Во втором томе 30-томного Собрания сочинений печатается роман «В круге первом». В «Божественной комедии» Данте поместил в «круг первый», самый легкий круг Ада, античных мудрецов. У Солженицына заключенные инженеры и ученые свезены из разных лагерей в спецтюрьму – научно-исследовательский институт, прозванный «шарашкой», где разрабатывают секретную телефонию, государственный заказ. Плотное действие романа умещается всего в три декабрьских дня 1949 года и разворачивается, помимо «шарашки», в кабинете министра Госбезопасности, в студенческом общежитии, на даче Сталина, и на просторах Подмосковья, и на «приеме» в доме сталинского вельможи, и в арестных боксах Лубянки.
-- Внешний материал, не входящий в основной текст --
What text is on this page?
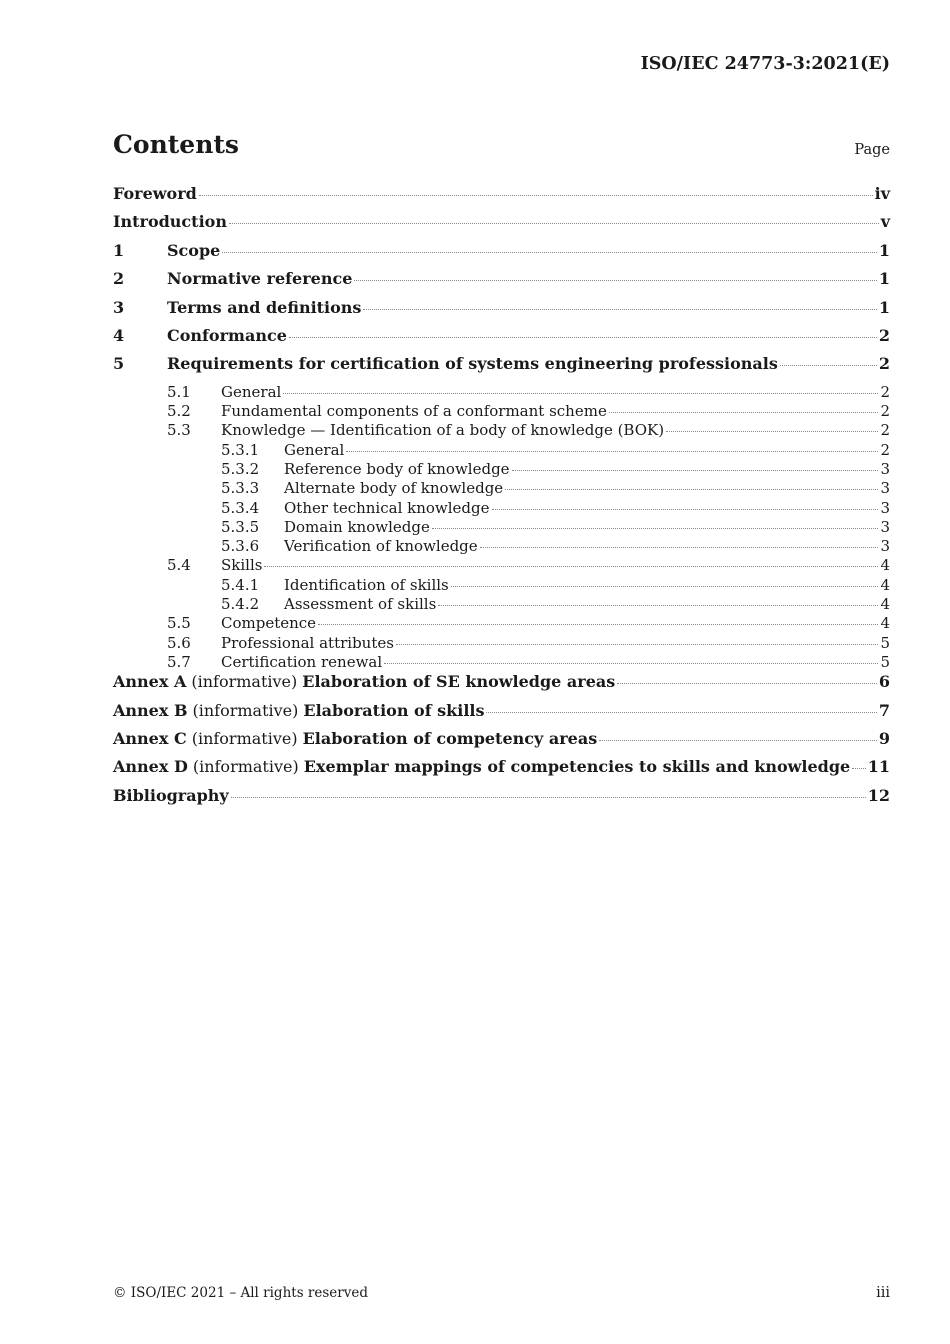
ISO/IEC 24773-3:2021(E)
Contents	Page
Foreword	iv
Introduction	v
1	Scope	1
2	Normative reference	1
3	Terms and definitions	1
4	Conformance	2
5	Requirements for certification of systems engineering professionals	2
5.1	General	2
5.2	Fundamental components of a conformant scheme	2
5.3	Knowledge — Identification of a body of knowledge (BOK)	2
5.3.1	General	2
5.3.2	Reference body of knowledge	3
5.3.3	Alternate body of knowledge	3
5.3.4	Other technical knowledge	3
5.3.5	Domain knowledge	3
5.3.6	Verification of knowledge	3
5.4	Skills	4
5.4.1	Identification of skills	4
5.4.2	Assessment of skills	4
5.5	Competence	4
5.6	Professional attributes	5
5.7	Certification renewal	5
Annex A (informative) Elaboration of SE knowledge areas	6
Annex B (informative) Elaboration of skills	7
Annex C (informative) Elaboration of competency areas	9
Annex D (informative) Exemplar mappings of competencies to skills and knowledge 11
Bibliography	12
© ISO/IEC 2021 – All rights reserved	iii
Динамичный сюжет развивается вокруг поиска дипломата, выдавшего государственную тайну. Переплетение ярких характеров, недюжинных умов, любовная тяга к вольным сотрудницам института, споры и раздумья о судьбах России, о нравственной позиции и личном участии каждого в истории страны.А.И.Солженицын задумал роман в 1948–1949 гг., будучи заключенным в спецтюрьме в Марфино под Москвой. Начал писать в 1955-м, последнюю редакцию сделал в 1968-м, посвятил «друзьям по шарашке».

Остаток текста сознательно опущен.